How can I reduce the risk of infection?

People who adopt an adult dog from a Brucella canis hotspot, such as Romania, will have to pay to have a Brucella canis test done, experts say.

If you adopt a puppy from Eastern Europe, checks should also be carried out when the dog is an adult, as there is an increased risk of a false negative result when the animal is still very young.

Brucella canis is technically incurable, meaning a dog with the disease will be a risk of infection for the rest of its life.

To reduce the risk of becoming infected yourself, an owner must take a number of precautions.

These include using personal protective equipment such as gloves and goggles when handling material contaminated by a dog’s urine, menstrual blood or birth fluids, and thoroughly cleaning the environment where the dog regularly lives.

It is recommended that infected dogs be neutered and given antibiotics to reduce the risk of transmitting the infection to other animals and people.

Both owners of infected dogs and the general public are advised not to allow dogs to lick their faces to reduce the risk of infection.

How can I protect my dog ​​from infection?

Preventing dogs from mixing with dogs that have Brucella canis is the best way to lower the risk of infection.

For example, keeping them on a leash in public areas can limit this contact.

However, official guidance states that a one-off ‘transient’ contact between animals on a single occasion is unlikely to lead to an infection.

But multiple or prolonged contact increases the risk.

If you already have a dog and want to adopt it from abroad, you are strongly advised to pay for a Brucella canis test, especially if the animal comes from hotspots such as Romania.

People with dogs infected with Brucella canis should inform holiday kennels of their pet’s infection before allowing their dog to stay there, in case it passes the bacteria on to other pets.

Is a Brucella canis infection dangerous?

The vast majority of Brucella canis infections in humans are mild.

No human deaths from Brucella canis have been reported worldwide.

However, serious diseases have been recorded, although rare.

Serious infections of the heart, bones, brain tissue and blood have been reported in people after Brucella canis infection.

Of the three cases discovered in people in Britain, one was later found in an immunocompromised person who required hospital treatment.

In the second case, a veterinarian employee took a test after contact with an infected dog. The results showed that they were positive, but they did not develop any symptoms.

No details have been shared for the third case.

The bacterial infection can jump to humans, although serious illness is rare.  Pictured the Brucella canis bacteria under a microscope

The bacterial infection can jump to humans, although serious illness is rare.
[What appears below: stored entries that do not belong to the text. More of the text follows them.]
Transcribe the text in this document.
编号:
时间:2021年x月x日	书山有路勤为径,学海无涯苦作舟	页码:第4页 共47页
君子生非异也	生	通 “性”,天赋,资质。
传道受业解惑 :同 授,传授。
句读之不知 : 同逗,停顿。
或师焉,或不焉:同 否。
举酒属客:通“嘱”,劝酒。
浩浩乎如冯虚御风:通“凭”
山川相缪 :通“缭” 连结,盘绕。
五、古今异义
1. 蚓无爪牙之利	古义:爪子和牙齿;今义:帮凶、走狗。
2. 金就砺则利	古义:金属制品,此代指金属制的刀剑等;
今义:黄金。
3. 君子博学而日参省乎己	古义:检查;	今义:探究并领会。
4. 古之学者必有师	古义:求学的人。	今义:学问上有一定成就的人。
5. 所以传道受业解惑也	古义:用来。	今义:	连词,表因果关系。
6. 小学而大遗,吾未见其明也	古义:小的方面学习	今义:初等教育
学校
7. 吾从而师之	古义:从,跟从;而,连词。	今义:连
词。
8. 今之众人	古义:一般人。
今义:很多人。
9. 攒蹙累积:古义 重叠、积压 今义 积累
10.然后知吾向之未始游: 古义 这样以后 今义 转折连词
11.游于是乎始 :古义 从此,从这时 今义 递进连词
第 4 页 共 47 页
Pictured the Brucella canis bacteria under a microscope

What is being done about the increase in cases?

In addition to the three human cases, there has been a sharp increase in the number of cases in dogs in Britain.
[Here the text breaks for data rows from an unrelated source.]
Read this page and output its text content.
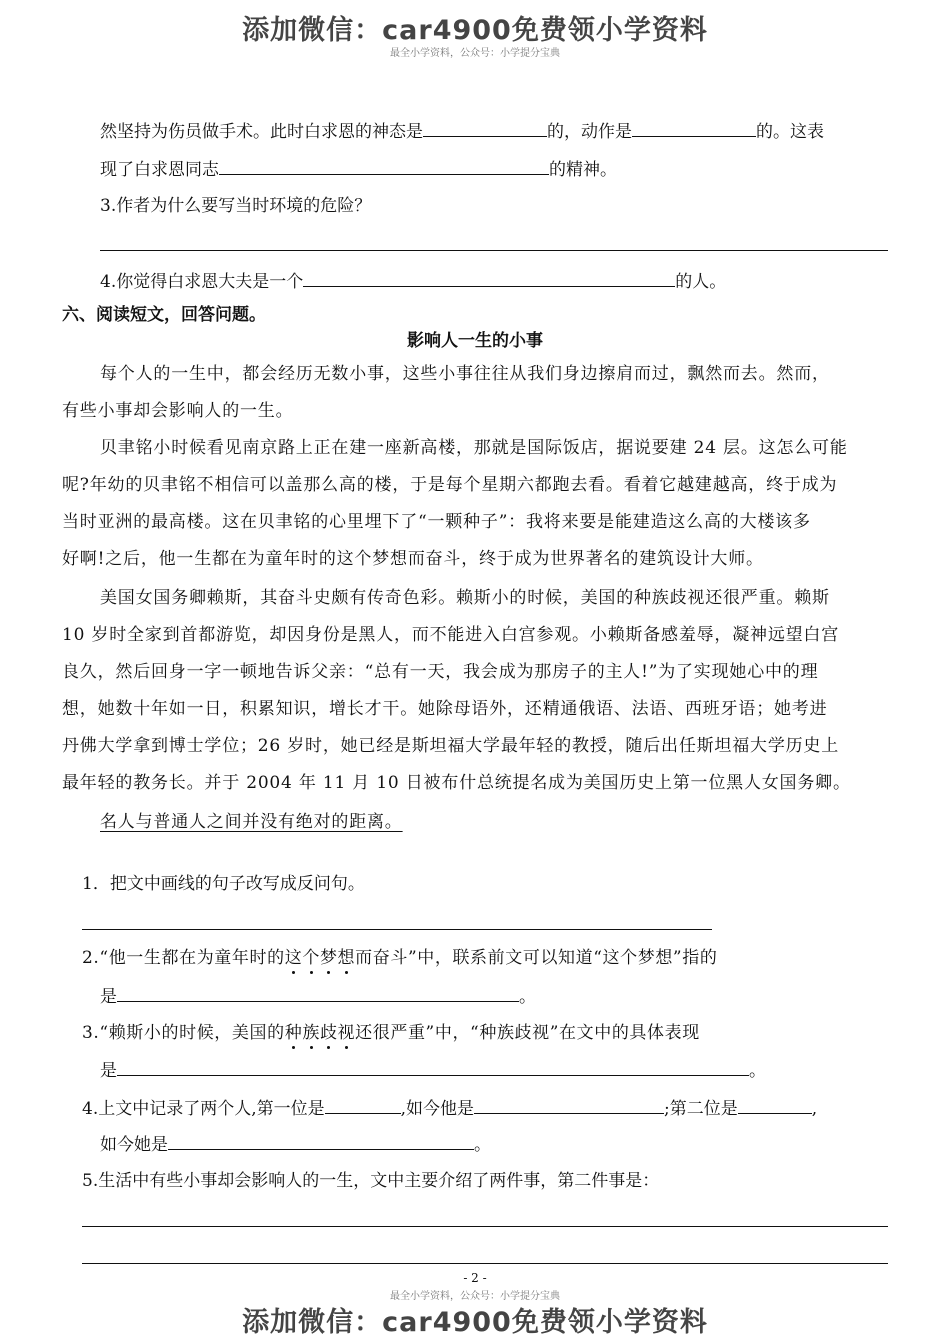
添加微信：car4900免费领小学资料
最全小学资料，公众号：小学提分宝典
然坚持为伤员做手术。此时白求恩的神态是	的，动作是	的。这表
现了白求恩同志	的精神。
3.作者为什么要写当时环境的危险？
4.你觉得白求恩大夫是一个	的人。
六、阅读短文，回答问题。
影响人一生的小事
每个人的一生中，都会经历无数小事，这些小事往往从我们身边擦肩而过，飘然而去。然而，
有些小事却会影响人的一生。
贝聿铭小时候看见南京路上正在建一座新高楼，那就是国际饭店，据说要建 24 层。这怎么可能
呢?年幼的贝聿铭不相信可以盖那么高的楼，于是每个星期六都跑去看。看着它越建越高，终于成为
当时亚洲的最高楼。这在贝聿铭的心里埋下了“一颗种子”：我将来要是能建造这么高的大楼该多
好啊!之后，他一生都在为童年时的这个梦想而奋斗，终于成为世界著名的建筑设计大师。
美国女国务卿赖斯，其奋斗史颇有传奇色彩。赖斯小的时候，美国的种族歧视还很严重。赖斯
10 岁时全家到首都游览，却因身份是黑人，而不能进入白宫参观。小赖斯备感羞辱，凝神远望白宫
良久，然后回身一字一顿地告诉父亲：“总有一天，我会成为那房子的主人!”为了实现她心中的理
想，她数十年如一日，积累知识，增长才干。她除母语外，还精通俄语、法语、西班牙语；她考进
丹佛大学拿到博士学位；26 岁时，她已经是斯坦福大学最年轻的教授，随后出任斯坦福大学历史上
最年轻的教务长。并于 2004 年 11 月 10 日被布什总统提名成为美国历史上第一位黑人女国务卿。
名人与普通人之间并没有绝对的距离。
1．把文中画线的句子改写成反问句。
2.“他一生都在为童年时的这个梦想而奋斗”中，联系前文可以知道“这个梦想”指的
是	。
3.“赖斯小的时候，美国的种族歧视还很严重”中，“种族歧视”在文中的具体表现
是	。
4.上文中记录了两个人,第一位是	,如今他是	;第二位是	,
如今她是	。
5.生活中有些小事却会影响人的一生，文中主要介绍了两件事，第二件事是：
- 2 -
最全小学资料，公众号：小学提分宝典
添加微信：car4900免费领小学资料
Human Animal Infections and Risk Surveillance (HAIRS), an intergovernmental group, recently published a report on Brucella canis in Britain.

This report details how 43 cases were found in dogs in Britain in the first quarter of 2023, more than double the comparable figure last year.
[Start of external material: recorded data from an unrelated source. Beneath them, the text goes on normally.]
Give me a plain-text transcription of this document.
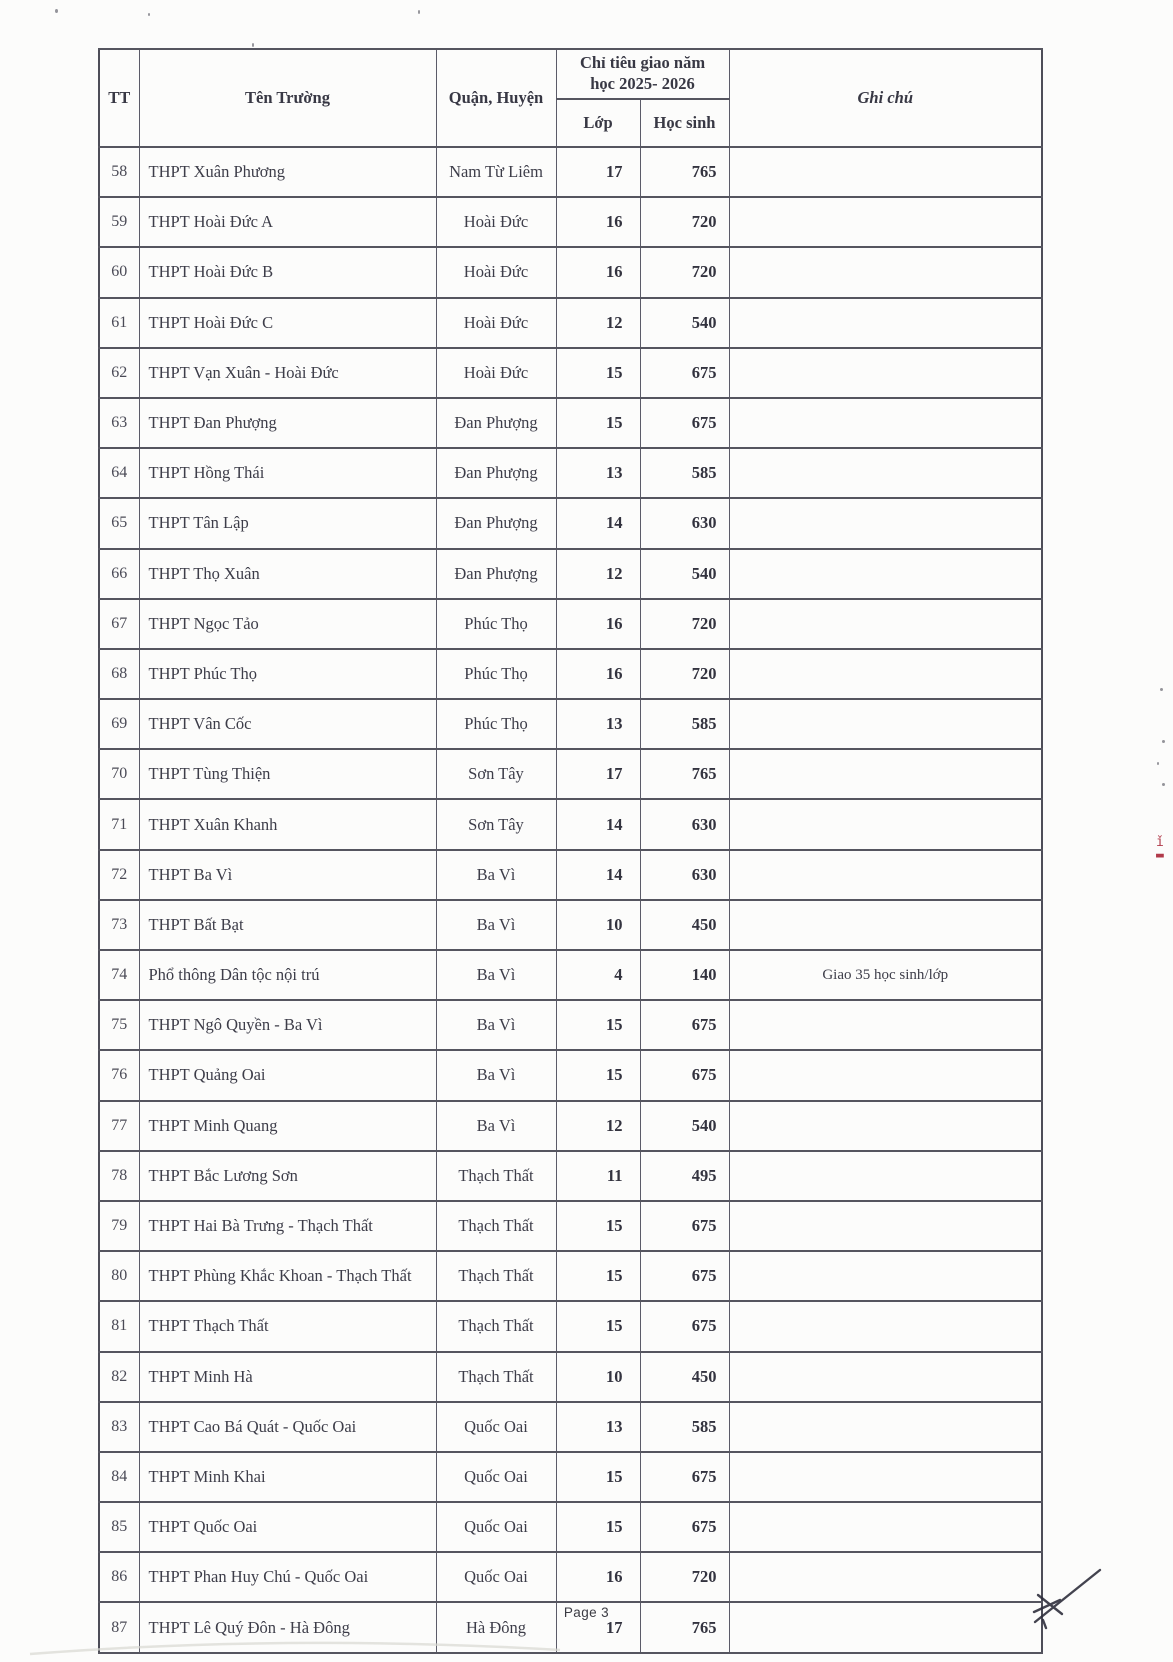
ǐ
▬
TT	Tên Trường	Quận, Huyện	Chỉ tiêu giao năm học 2025- 2026		Ghi chú
			Lớp	Học sinh	
58	THPT Xuân Phương	Nam Từ Liêm	17	765	
59	THPT Hoài Đức A	Hoài Đức	16	720	
60	THPT Hoài Đức B	Hoài Đức	16	720	
61	THPT Hoài Đức C	Hoài Đức	12	540	
62	THPT Vạn Xuân - Hoài Đức	Hoài Đức	15	675	
63	THPT Đan Phượng	Đan Phượng	15	675	
64	THPT Hồng Thái	Đan Phượng	13	585	
65	THPT Tân Lập	Đan Phượng	14	630	
66	THPT Thọ Xuân	Đan Phượng	12	540	
67	THPT Ngọc Tảo	Phúc Thọ	16	720	
68	THPT Phúc Thọ	Phúc Thọ	16	720	
69	THPT Vân Cốc	Phúc Thọ	13	585	
70	THPT Tùng Thiện	Sơn Tây	17	765	
71	THPT Xuân Khanh	Sơn Tây	14	630	
72	THPT Ba Vì	Ba Vì	14	630	
73	THPT Bất Bạt	Ba Vì	10	450	
74	Phổ thông Dân tộc nội trú	Ba Vì	4	140	Giao 35 học sinh/lớp
75	THPT Ngô Quyền - Ba Vì	Ba Vì	15	675	
76	THPT Quảng Oai	Ba Vì	15	675	
77	THPT Minh Quang	Ba Vì	12	540	
78	THPT Bắc Lương Sơn	Thạch Thất	11	495	
79	THPT Hai Bà Trưng - Thạch Thất	Thạch Thất	15	675	
80	THPT Phùng Khắc Khoan - Thạch Thất	Thạch Thất	15	675	
81	THPT Thạch Thất	Thạch Thất	15	675	
82	THPT Minh Hà	Thạch Thất	10	450	
83	THPT Cao Bá Quát - Quốc Oai	Quốc Oai	13	585	
84	THPT Minh Khai	Quốc Oai	15	675	
85	THPT Quốc Oai	Quốc Oai	15	675	
86	THPT Phan Huy Chú - Quốc Oai	Quốc Oai	16	720	
87	THPT Lê Quý Đôn - Hà Đông	Hà Đông	17	765	
Page 3
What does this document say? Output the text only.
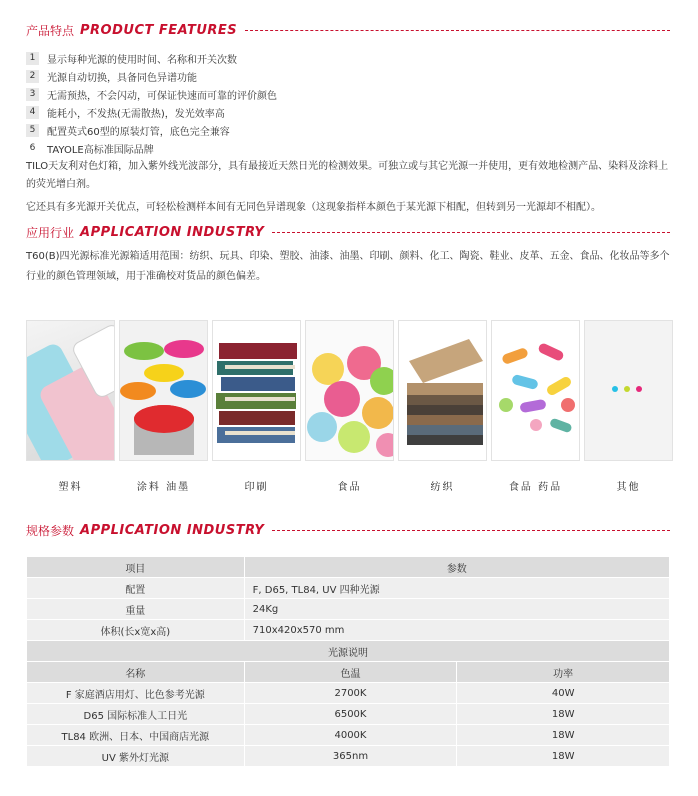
产品特点 PRODUCT FEATURES
1	显示每种光源的使用时间、名称和开关次数
2	光源自动切换，具备同色异谱功能
3	无需预热，不会闪动，可保证快速而可靠的评价颜色
4	能耗小，不发热(无需散热)，发光效率高
5	配置英式60型的原装灯管，底色完全兼容
6	TAYOLE高标准国际品牌
TILO天友利对色灯箱，加入紫外线光波部分，具有最接近天然日光的检测效果。可独立或与其它光源一并使用，更有效地检测产品、染料及涂料上的荧光增白剂。
它还具有多光源开关优点，可轻松检测样本间有无同色异谱现象（这现象指样本颜色于某光源下相配，但转到另一光源却不相配）。
应用行业 APPLICATION INDUSTRY
T60(B)四光源标准光源箱适用范围：纺织、玩具、印染、塑胶、油漆、油墨、印刷、颜料、化工、陶瓷、鞋业、皮革、五金、食品、化妆品等多个行业的颜色管理领域，用于准确校对货品的颜色偏差。
塑料	涂料 油墨	印刷	食品	纺织	食品 药品	其他
规格参数 APPLICATION INDUSTRY
项目	参数	
配置	F, D65, TL84, UV 四种光源	
重量	24Kg	
体积(长x宽x高)	710x420x570 mm	
光源说明		
名称	色温	功率
F 家庭酒店用灯、比色参考光源	2700K	40W
D65 国际标准人工日光	6500K	18W
TL84 欧洲、日本、中国商店光源	4000K	18W
UV 紫外灯光源	365nm	18W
A further 48 cases were identified by the end of July, bringing the total this year to 91.

For comparison, a total of 143 dogs tested positive between 2020 and 2022.

HAIRS has said the rise in cases is likely linked to an increase in testing, partly due to increased awareness of the disease.

Although transmission of Brucella canis has been confirmed among British-born dogs, the majority of cases are still imported into Britain.

Dr. Christine Middlemiss, DEFRA’s Chief Veterinary Officer, has said the Government is considering introducing a mandatory testing requirement for dogs imported from Brucella canis hotspots.

“We are gathering the evidence, various risk assessments are adding to that evidence and we will consider it,” she said.